The brilliant reds, yellows, and oranges serve as indicators of sexual competitiveness, signaling to females that the bearer is healthy and a potentially good mate.
Scientists already knew that testosterone in male birds brings out their macho best, making them sing more sweetly and court with added vigor—other key indicators of males' health and sexual appeal. (Related: "Tropical Wrens Sing Complex Tunes, Researchers Find" [August 8, 2006].)
But until now the relationship between bird coloring and testosterone had eluded biologists.
Researcher Julio Blas, a biologist at the University of Saskatchewan in Saskatoon, Canada, and colleagues decided to tackle the issue through experiments in Spain with native red-legged partridges (map of Spain).
Blas's team increased the testosterone of male partridges during the mating season and saw a 20 percent rise in carotenoids—which birds get from food such as berries and insects—in their blood and livers.
"A bird in good shape should be colorful and also should sing more," said Blas, whose research appears this week in the journal Proceedings of the National Academy of Sciences. "Until now these lines of evidence have been researched independently of each other. What we did is connect these two lines of research."
Immune System Puzzle
The finding could solve another outstanding puzzle.
High levels of testosterone come with a price, as the hormone usually depresses the immune system, increasing birds' susceptibility to disease.
But recent studies have shown that birds manipulated in the lab to have high testosterone could still have robust immune systems.

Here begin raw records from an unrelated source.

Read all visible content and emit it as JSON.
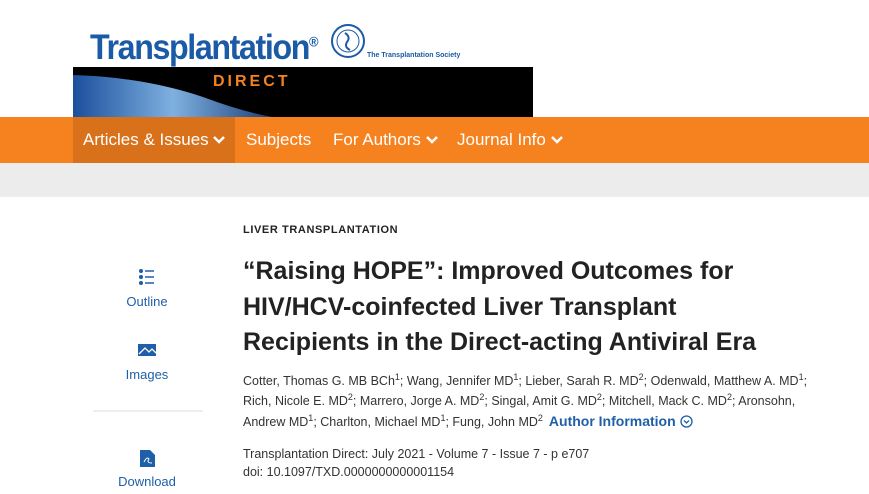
{
  "header": {
    "brand": "Transplantation",
    "brand_mark": "®",
    "brand_sub": "DIRECT",
    "society": "The Transplantation Society"
  },
  "nav": {
    "items": [
      "Articles & Issues",
      "Subjects",
      "For Authors",
      "Journal Info"
    ]
  },
  "sidebar": {
    "items": [
      "Outline",
      "Images",
      "Download"
    ]
  },
  "article": {
    "section": "LIVER TRANSPLANTATION",
    "title": "“Raising HOPE”: Improved Outcomes for HIV/HCV-coinfected Liver Transplant Recipients in the Direct-acting Antiviral Era",
    "author_separator": "; ",
    "authors": [
      {
        "name": "Cotter, Thomas G. MB BCh",
        "sup": "1"
      },
      {
        "name": "Wang, Jennifer MD",
        "sup": "1"
      },
      {
        "name": "Lieber, Sarah R. MD",
        "sup": "2"
      },
      {
        "name": "Odenwald, Matthew A. MD",
        "sup": "1"
      },
      {
        "name": "Rich, Nicole E. MD",
        "sup": "2"
      },
      {
        "name": "Marrero, Jorge A. MD",
        "sup": "2"
      },
      {
        "name": "Singal, Amit G. MD",
        "sup": "2"
      },
      {
        "name": "Mitchell, Mack C. MD",
        "sup": "2"
      },
      {
        "name": "Aronsohn, Andrew MD",
        "sup": "1"
      },
      {
        "name": "Charlton, Michael MD",
        "sup": "1"
      },
      {
        "name": "Fung, John MD",
        "sup": "2"
      }
    ],
    "author_info": "Author Information",
    "citation": "Transplantation Direct: July 2021 - Volume 7 - Issue 7 - p e707",
    "doi": "doi: 10.1097/TXD.0000000000001154"
  }
}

The link between testosterone and carotenoids may be the answer, Blas says.
Carotenoids help build vitamins and are strong antioxidants—chemicals that help animals detoxify harmful molecules called free radicals.
In short, carotenoids appear to compensate for the effect of testosterone by keeping the immune system strong.

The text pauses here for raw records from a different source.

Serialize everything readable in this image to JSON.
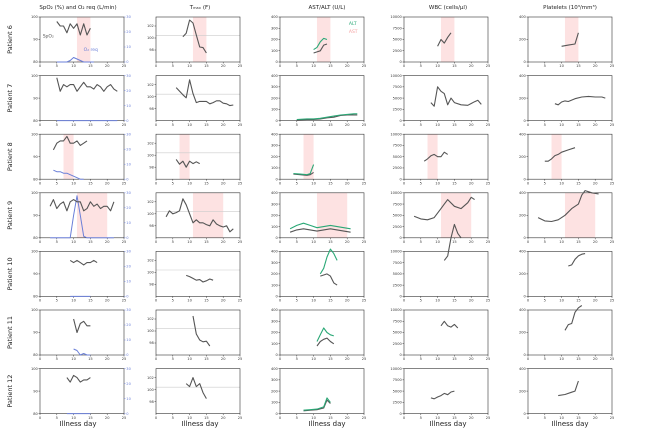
{
  "chart_data": {
    "type": "line",
    "title": "",
    "xlabel": "Illness day",
    "columns": [
      {
        "key": "spo2",
        "title": "SpO₂ (%) and O₂ req (L/min)",
        "ylim": [
          80,
          100
        ],
        "yticks": [
          80,
          90,
          100
        ],
        "right_ylim": [
          0,
          30
        ],
        "right_yticks": [
          0,
          10,
          20,
          30
        ]
      },
      {
        "key": "tmax",
        "title": "Tₘₐₓ (F)",
        "ylim": [
          96,
          103.5
        ],
        "yticks": [
          98,
          100,
          102
        ],
        "ref_line": 100.4
      },
      {
        "key": "astalt",
        "title": "AST/ALT (U/L)",
        "ylim": [
          0,
          400
        ],
        "yticks": [
          0,
          100,
          200,
          300,
          400
        ]
      },
      {
        "key": "wbc",
        "title": "WBC (cells/µl)",
        "ylim": [
          0,
          10000
        ],
        "yticks": [
          0,
          2500,
          5000,
          7500,
          10000
        ]
      },
      {
        "key": "plt",
        "title": "Platelets (10³/mm³)",
        "ylim": [
          0,
          400
        ],
        "yticks": [
          0,
          200,
          400
        ]
      }
    ],
    "x_ticks": [
      0,
      5,
      10,
      15,
      20,
      25
    ],
    "xlim": [
      0,
      25
    ],
    "legend": {
      "alt": "ALT",
      "ast": "AST",
      "spo2": "SpO₂",
      "o2": "O₂ req"
    },
    "colors": {
      "dark": "#555555",
      "alt": "#2aa876",
      "ast": "#f4a0a0",
      "o2": "#6a7fd8",
      "shade": "#fde2e2",
      "ref": "#cccccc"
    },
    "patients": [
      {
        "label": "Patient 6",
        "shade": [
          11,
          15
        ],
        "spo2": {
          "x": [
            5,
            6,
            7,
            8,
            9,
            10,
            11,
            12,
            13,
            14,
            15
          ],
          "y": [
            98,
            96,
            96,
            93,
            97,
            95,
            97,
            92,
            97,
            92,
            95
          ]
        },
        "o2": {
          "x": [
            5,
            8,
            9,
            10,
            11,
            12,
            13,
            14,
            15,
            16
          ],
          "y": [
            0,
            0,
            1,
            3,
            2,
            1,
            0,
            0,
            0,
            0
          ]
        },
        "tmax": {
          "x": [
            8,
            9,
            10,
            11,
            12,
            13,
            14,
            15
          ],
          "y": [
            100.2,
            100.8,
            103,
            102.5,
            100.5,
            98.5,
            98.4,
            97.5
          ]
        },
        "alt": {
          "x": [
            10,
            11,
            12,
            13,
            14
          ],
          "y": [
            110,
            130,
            180,
            210,
            200
          ]
        },
        "ast": {
          "x": [
            10,
            11,
            12,
            13,
            14
          ],
          "y": [
            80,
            90,
            100,
            150,
            160
          ]
        },
        "wbc": {
          "x": [
            10,
            11,
            12,
            13,
            14
          ],
          "y": [
            3500,
            5000,
            4200,
            5500,
            6500
          ]
        },
        "plt": {
          "x": [
            10,
            12,
            14,
            15
          ],
          "y": [
            140,
            150,
            160,
            260
          ]
        }
      },
      {
        "label": "Patient 7",
        "shade": null,
        "spo2": {
          "x": [
            5,
            6,
            7,
            8,
            9,
            10,
            11,
            12,
            13,
            14,
            15,
            16,
            17,
            18,
            19,
            20,
            21,
            22,
            23
          ],
          "y": [
            99,
            93,
            96,
            95,
            96,
            96,
            93,
            95,
            97,
            95,
            95,
            94,
            96,
            95,
            93,
            95,
            96,
            94,
            93
          ]
        },
        "o2": {
          "x": [
            5,
            23
          ],
          "y": [
            0,
            0
          ]
        },
        "tmax": {
          "x": [
            6,
            8,
            9,
            10,
            11,
            12,
            13,
            15,
            16,
            17,
            18,
            19,
            20,
            21,
            22,
            23
          ],
          "y": [
            101.5,
            100.3,
            99.8,
            102.8,
            100.5,
            99,
            99.2,
            99.2,
            98.8,
            99,
            99.3,
            99.3,
            98.9,
            98.8,
            98.5,
            98.6
          ]
        },
        "alt": {
          "x": [
            5,
            8,
            10,
            12,
            14,
            16,
            18,
            20,
            22,
            23
          ],
          "y": [
            10,
            15,
            15,
            20,
            30,
            40,
            50,
            55,
            60,
            60
          ]
        },
        "ast": {
          "x": [
            5,
            8,
            10,
            12,
            14,
            16,
            18,
            20,
            22,
            23
          ],
          "y": [
            5,
            10,
            10,
            15,
            25,
            30,
            45,
            50,
            50,
            50
          ]
        },
        "wbc": {
          "x": [
            8,
            9,
            10,
            11,
            12,
            13,
            14,
            15,
            17,
            19,
            20,
            21,
            22,
            23
          ],
          "y": [
            4000,
            3200,
            7500,
            6500,
            6000,
            3500,
            5000,
            4000,
            3500,
            3400,
            3800,
            4200,
            4500,
            3600
          ]
        },
        "plt": {
          "x": [
            8,
            9,
            10,
            11,
            12,
            14,
            16,
            18,
            20,
            22,
            23
          ],
          "y": [
            150,
            140,
            165,
            175,
            170,
            195,
            210,
            215,
            210,
            210,
            200
          ]
        }
      },
      {
        "label": "Patient 8",
        "shade": [
          7,
          10
        ],
        "spo2": {
          "x": [
            4,
            5,
            6,
            7,
            8,
            9,
            10,
            11,
            12,
            13,
            14
          ],
          "y": [
            93,
            96,
            97,
            97,
            99,
            96,
            96,
            97,
            95,
            96,
            97
          ]
        },
        "o2": {
          "x": [
            4,
            5,
            6,
            7,
            8,
            9,
            10,
            11,
            12,
            13
          ],
          "y": [
            6,
            5,
            5,
            4,
            4,
            3,
            2,
            1,
            0,
            0
          ]
        },
        "tmax": {
          "x": [
            6,
            7,
            8,
            9,
            10,
            11,
            12,
            13
          ],
          "y": [
            99.3,
            98.5,
            99,
            98,
            99,
            98.6,
            98.9,
            98.6
          ]
        },
        "alt": {
          "x": [
            4,
            6,
            8,
            9,
            10
          ],
          "y": [
            50,
            45,
            40,
            50,
            130
          ]
        },
        "ast": {
          "x": [
            4,
            6,
            8,
            9,
            10
          ],
          "y": [
            45,
            40,
            35,
            40,
            60
          ]
        },
        "wbc": {
          "x": [
            6,
            7,
            8,
            9,
            10,
            11,
            12,
            13
          ],
          "y": [
            4000,
            4500,
            5200,
            5500,
            5000,
            5000,
            6000,
            5500
          ]
        },
        "plt": {
          "x": [
            5,
            6,
            7,
            8,
            9,
            10,
            12,
            14
          ],
          "y": [
            160,
            160,
            180,
            210,
            220,
            240,
            260,
            280
          ]
        }
      },
      {
        "label": "Patient 9",
        "shade": [
          11,
          20
        ],
        "spo2": {
          "x": [
            3,
            4,
            5,
            6,
            7,
            8,
            9,
            10,
            11,
            12,
            13,
            14,
            15,
            16,
            17,
            18,
            19,
            20,
            21,
            22
          ],
          "y": [
            94,
            97,
            93,
            95,
            96,
            92,
            96,
            97,
            96,
            96,
            92,
            93,
            96,
            94,
            95,
            93,
            94,
            94,
            92,
            96
          ]
        },
        "o2": {
          "x": [
            3,
            9,
            10,
            11,
            12,
            13,
            14,
            15,
            16,
            22
          ],
          "y": [
            0,
            0,
            15,
            28,
            15,
            1,
            0,
            0,
            0,
            0
          ]
        },
        "tmax": {
          "x": [
            3,
            4,
            5,
            6,
            7,
            8,
            9,
            10,
            11,
            12,
            13,
            14,
            15,
            16,
            17,
            18,
            19,
            20,
            21,
            22,
            23
          ],
          "y": [
            99.5,
            100.5,
            100,
            100.2,
            100.5,
            102.5,
            101.5,
            100,
            98.5,
            99,
            98.5,
            98.5,
            98.2,
            98,
            99,
            98.3,
            98,
            97.8,
            98,
            97,
            97.5
          ]
        },
        "alt": {
          "x": [
            3,
            5,
            7,
            9,
            11,
            13,
            15,
            17,
            19,
            21
          ],
          "y": [
            80,
            110,
            130,
            110,
            90,
            100,
            110,
            100,
            90,
            80
          ]
        },
        "ast": {
          "x": [
            3,
            5,
            7,
            9,
            11,
            13,
            15,
            17,
            19,
            21
          ],
          "y": [
            50,
            70,
            80,
            70,
            60,
            70,
            80,
            70,
            60,
            50
          ]
        },
        "wbc": {
          "x": [
            3,
            5,
            7,
            9,
            11,
            12,
            13,
            15,
            17,
            19,
            20,
            21
          ],
          "y": [
            4800,
            4200,
            4000,
            4500,
            6500,
            7500,
            8500,
            7000,
            6500,
            7800,
            9000,
            8500
          ]
        },
        "plt": {
          "x": [
            3,
            5,
            7,
            9,
            11,
            13,
            15,
            16,
            17,
            19,
            21
          ],
          "y": [
            180,
            150,
            145,
            160,
            200,
            260,
            300,
            380,
            420,
            400,
            390
          ]
        }
      },
      {
        "label": "Patient 10",
        "shade": null,
        "spo2": {
          "x": [
            9,
            10,
            11,
            12,
            13,
            14,
            15,
            16,
            17
          ],
          "y": [
            96,
            95,
            96,
            95,
            94,
            95,
            95,
            96,
            95
          ]
        },
        "o2": {
          "x": [
            9,
            15
          ],
          "y": [
            0,
            0
          ]
        },
        "tmax": {
          "x": [
            9,
            10,
            11,
            12,
            13,
            14,
            15,
            16,
            17
          ],
          "y": [
            99.5,
            99.3,
            99,
            98.7,
            98.8,
            98.4,
            98.6,
            98.9,
            98.7
          ]
        },
        "alt": {
          "x": [
            12,
            13,
            14,
            15,
            16,
            17
          ],
          "y": [
            200,
            250,
            350,
            420,
            380,
            320
          ]
        },
        "ast": {
          "x": [
            12,
            13,
            14,
            15,
            16,
            17
          ],
          "y": [
            180,
            190,
            200,
            180,
            120,
            100
          ]
        },
        "wbc": {
          "x": [
            12,
            13,
            14,
            15,
            16,
            17
          ],
          "y": [
            8000,
            9000,
            13000,
            16000,
            14000,
            13000
          ]
        },
        "plt": {
          "x": [
            12,
            13,
            14,
            15,
            16,
            17
          ],
          "y": [
            270,
            280,
            330,
            360,
            375,
            380
          ]
        }
      },
      {
        "label": "Patient 11",
        "shade": null,
        "spo2": {
          "x": [
            10,
            11,
            12,
            13,
            14,
            15
          ],
          "y": [
            96,
            90,
            94,
            95,
            93,
            93
          ]
        },
        "o2": {
          "x": [
            10,
            11,
            12,
            13,
            14,
            15
          ],
          "y": [
            4,
            3,
            0,
            1,
            0,
            0
          ]
        },
        "tmax": {
          "x": [
            11,
            12,
            13,
            14,
            15,
            16
          ],
          "y": [
            102.5,
            99.5,
            98.5,
            98.2,
            98.3,
            97.5
          ]
        },
        "alt": {
          "x": [
            11,
            12,
            13,
            14,
            15,
            16
          ],
          "y": [
            120,
            180,
            240,
            200,
            180,
            170
          ]
        },
        "ast": {
          "x": [
            11,
            12,
            13,
            14,
            15,
            16
          ],
          "y": [
            80,
            120,
            140,
            150,
            120,
            100
          ]
        },
        "wbc": {
          "x": [
            11,
            12,
            13,
            14,
            15,
            16
          ],
          "y": [
            6500,
            7500,
            6500,
            6200,
            6800,
            6000
          ]
        },
        "plt": {
          "x": [
            11,
            12,
            13,
            14,
            15,
            16
          ],
          "y": [
            220,
            270,
            280,
            380,
            420,
            440
          ]
        }
      },
      {
        "label": "Patient 12",
        "shade": null,
        "spo2": {
          "x": [
            8,
            9,
            10,
            11,
            12,
            13,
            14,
            15
          ],
          "y": [
            96,
            94,
            97,
            96,
            94,
            95,
            95,
            96
          ]
        },
        "o2": {
          "x": [
            8,
            15
          ],
          "y": [
            0,
            0
          ]
        },
        "tmax": {
          "x": [
            9,
            10,
            11,
            12,
            13,
            14,
            15
          ],
          "y": [
            101,
            100.5,
            102,
            100.5,
            101,
            99.5,
            98.5
          ]
        },
        "alt": {
          "x": [
            7,
            9,
            11,
            13,
            14,
            15
          ],
          "y": [
            30,
            35,
            40,
            60,
            140,
            100
          ]
        },
        "ast": {
          "x": [
            7,
            9,
            11,
            13,
            14,
            15
          ],
          "y": [
            25,
            30,
            35,
            50,
            120,
            90
          ]
        },
        "wbc": {
          "x": [
            8,
            9,
            10,
            11,
            12,
            13,
            14,
            15
          ],
          "y": [
            3500,
            3300,
            3700,
            4000,
            4500,
            4200,
            4800,
            5000
          ]
        },
        "plt": {
          "x": [
            9,
            11,
            13,
            14,
            15
          ],
          "y": [
            160,
            170,
            190,
            200,
            290
          ]
        }
      }
    ]
  }
}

Sick male birds have dull coloring. This is probably because the carotenoids are being used by the struggling bird's immune system in an effort to fight off disease, Blas says.
"When a chicken becomes sick, its yellow legs become paler," he said. "Why? Because it is using its carotenoids to fight illness."
But birds that are in good shape can have it all—elevated testosterone, a healthy immune system, and large deposits of color-carrying carotenoids in their legs, beaks, and feathers.
"It may be that only the really high-quality individuals can withstand the immunosuppressive effect of testosterone," said Lynn Siefferman, a biologist at Indiana University in Bloomington who studies bluebirds, feather color, and testosterone.
"The idea is that they will put health before reproduction" and not mate, she said.
A similar mechanism is probably at work in other vertebrates, Blas says.
Blas has only just begun his inquiry into the relationship between testosterone and carotenoids.
In future research, he plans to study exactly how the carotenoids end up in the animals' blood and livers.
For example, he says, testosterone may cause stored deposits to be mobilized into the blood or may increase the absorption of carotenoids from food. Alternatively, the birds may actually consume more carotenoids under the influence of testosterone.
Geoffrey Hill, a biologist at Auburn University in Alabama, studies coloring in bird feathers. Each year many birds, such as finches, molt and regrow their feathers.
In preparation, "they definitely alter their diet to have a more carotenoid-rich diet," he said. Some birds even ingest so many carotenoids that their fat turns red.